Der Grund: Das Areal zwischen Hutweide und Schwarzmühlstraße wird auf beiden Flussufer-Seiten als Hundeauslaufzone genutzt. Natürlich ist es erlaubt mit den Vierbeinern spazieren zu gehen, allerdings nur an der Leine oder mit Beißkorb.

Daran halten sich aber die wenigsten, das ist auch beim NÖN-Lokalaugenschein am Donnerstag der Fall. Und freilaufende Hunde wären eben unberechenbar, weiß der Schwechater. So habe er selbst 20 Jahre lang einen gehabt. Zudem laufe man ständig Gefahr, in Hundekot zu treten.

Hinweisschilder halten Hundebesitzer nicht ab

Den Anrainer stören auch nicht die Vierbeiner, sondern deren „sorglose und unbelehrbare“ Besitzer. Tatsächlich hat die Stadtgemeinde an mehreren Einstiegspunkten Hinweisschilder aufgestellt. Sie weisen darauf hin, dass es sich um keine Auslaufzone handelt, sondern das NÖ Hundehaltegesetz und damit Leinen- bzw. Beißkorbpflicht gelte.

Bürgermeisterin Karin Baier (SPÖ), selbst Hundebesitzerin, ist sich des Problems bewusst. Freilaufende Hunde waren im Bereich der Hutweide „jahrelang geduldet“, gibt sie zu. Damit soll ab dem Frühling und der eingezäunten Freilaufzone gegenüber der Tennishalle Weber jedoch Schluss sein.

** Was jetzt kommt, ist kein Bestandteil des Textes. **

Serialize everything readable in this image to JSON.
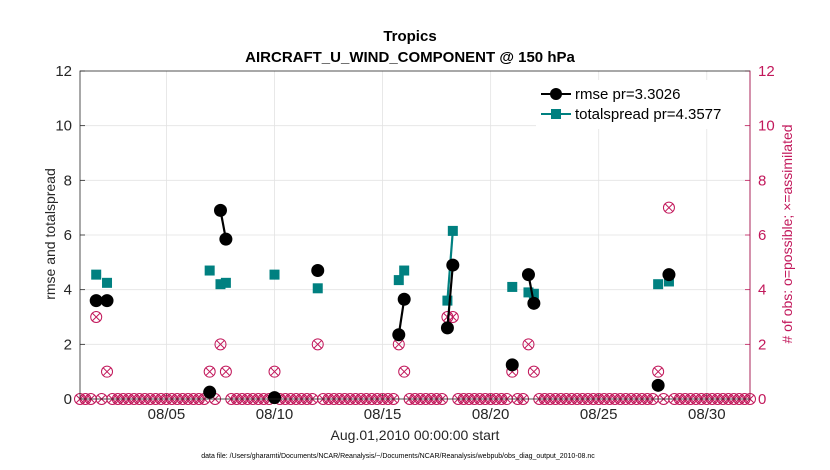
{
  "chart_data": {
    "type": "line",
    "title": "Tropics",
    "subtitle": "AIRCRAFT_U_WIND_COMPONENT @ 150 hPa",
    "xlabel": "Aug.01,2010 00:00:00 start",
    "ylabel": "rmse and totalspread",
    "ylabel_right": "# of obs: o=possible; ×=assimilated",
    "footnote": "data file: /Users/gharamti/Documents/NCAR/Reanalysis/~/Documents/NCAR/Reanalysis/webpub/obs_diag_output_2010-08.nc",
    "xlim": [
      1,
      32
    ],
    "ylim": [
      0,
      12
    ],
    "ylim_right": [
      0,
      12
    ],
    "x_ticks": [
      5,
      10,
      15,
      20,
      25,
      30
    ],
    "x_tick_labels": [
      "08/05",
      "08/10",
      "08/15",
      "08/20",
      "08/25",
      "08/30"
    ],
    "y_ticks": [
      0,
      2,
      4,
      6,
      8,
      10,
      12
    ],
    "y_tick_labels": [
      "0",
      "2",
      "4",
      "6",
      "8",
      "10",
      "12"
    ],
    "y_right_tick_labels": [
      "0",
      "2",
      "4",
      "6",
      "8",
      "10",
      "12"
    ],
    "grid": true,
    "legend_position": "top-right",
    "colors": {
      "rmse": "#000000",
      "totalspread": "#008080",
      "obs": "#c2185b",
      "grid": "#e3e3e3"
    },
    "series": [
      {
        "name": "rmse",
        "legend_label": "rmse pr=3.3026",
        "marker": "circle",
        "segments": [
          [
            [
              1.75,
              3.6
            ]
          ],
          [
            [
              2.25,
              3.6
            ]
          ],
          [
            [
              7.0,
              0.25
            ]
          ],
          [
            [
              7.5,
              6.9
            ],
            [
              7.75,
              5.85
            ]
          ],
          [
            [
              10.0,
              0.05
            ]
          ],
          [
            [
              12.0,
              4.7
            ]
          ],
          [
            [
              15.75,
              2.35
            ],
            [
              16.0,
              3.65
            ]
          ],
          [
            [
              18.0,
              2.6
            ],
            [
              18.25,
              4.9
            ]
          ],
          [
            [
              21.0,
              1.25
            ]
          ],
          [
            [
              21.75,
              4.55
            ],
            [
              22.0,
              3.5
            ]
          ],
          [
            [
              27.75,
              0.5
            ]
          ],
          [
            [
              28.25,
              4.55
            ]
          ]
        ]
      },
      {
        "name": "totalspread",
        "legend_label": "totalspread pr=4.3577",
        "marker": "square",
        "segments": [
          [
            [
              1.75,
              4.55
            ]
          ],
          [
            [
              2.25,
              4.25
            ]
          ],
          [
            [
              7.0,
              4.7
            ]
          ],
          [
            [
              7.5,
              4.2
            ],
            [
              7.75,
              4.25
            ]
          ],
          [
            [
              10.0,
              4.55
            ]
          ],
          [
            [
              12.0,
              4.05
            ]
          ],
          [
            [
              15.75,
              4.35
            ],
            [
              16.0,
              4.7
            ]
          ],
          [
            [
              18.0,
              3.6
            ],
            [
              18.25,
              6.15
            ]
          ],
          [
            [
              21.0,
              4.1
            ]
          ],
          [
            [
              21.75,
              3.9
            ],
            [
              22.0,
              3.85
            ]
          ],
          [
            [
              27.75,
              4.2
            ]
          ],
          [
            [
              28.25,
              4.3
            ]
          ]
        ]
      }
    ],
    "obs_possible": [
      [
        1.75,
        3
      ],
      [
        2.25,
        1
      ],
      [
        7.0,
        1
      ],
      [
        7.5,
        2
      ],
      [
        7.75,
        1
      ],
      [
        10.0,
        1
      ],
      [
        12.0,
        2
      ],
      [
        15.75,
        2
      ],
      [
        16.0,
        1
      ],
      [
        18.0,
        3
      ],
      [
        18.25,
        3
      ],
      [
        21.0,
        1
      ],
      [
        21.75,
        2
      ],
      [
        22.0,
        1
      ],
      [
        27.75,
        1
      ],
      [
        28.25,
        7
      ]
    ],
    "obs_assimilated": [
      [
        1.75,
        3
      ],
      [
        2.25,
        1
      ],
      [
        7.0,
        1
      ],
      [
        7.5,
        2
      ],
      [
        7.75,
        1
      ],
      [
        10.0,
        1
      ],
      [
        12.0,
        2
      ],
      [
        15.75,
        2
      ],
      [
        16.0,
        1
      ],
      [
        18.0,
        3
      ],
      [
        18.25,
        3
      ],
      [
        21.0,
        1
      ],
      [
        21.75,
        2
      ],
      [
        22.0,
        1
      ],
      [
        27.75,
        1
      ],
      [
        28.25,
        7
      ]
    ],
    "obs_zero_step_days": 0.25
  }
}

Bis dahin muss sich die frische Erde auf dem 3.000 m² großen Areal noch setzen. „Dann kann keiner mehr sagen, dass die armen Hunde nirgendwo frei herumlaufen können“, unterstreicht Baier. Die verbleibenden 5.000 m² des Feldes stehen übrigens für das Selbsternte-Projekt zur Verfügung ( die NÖN berichtete ).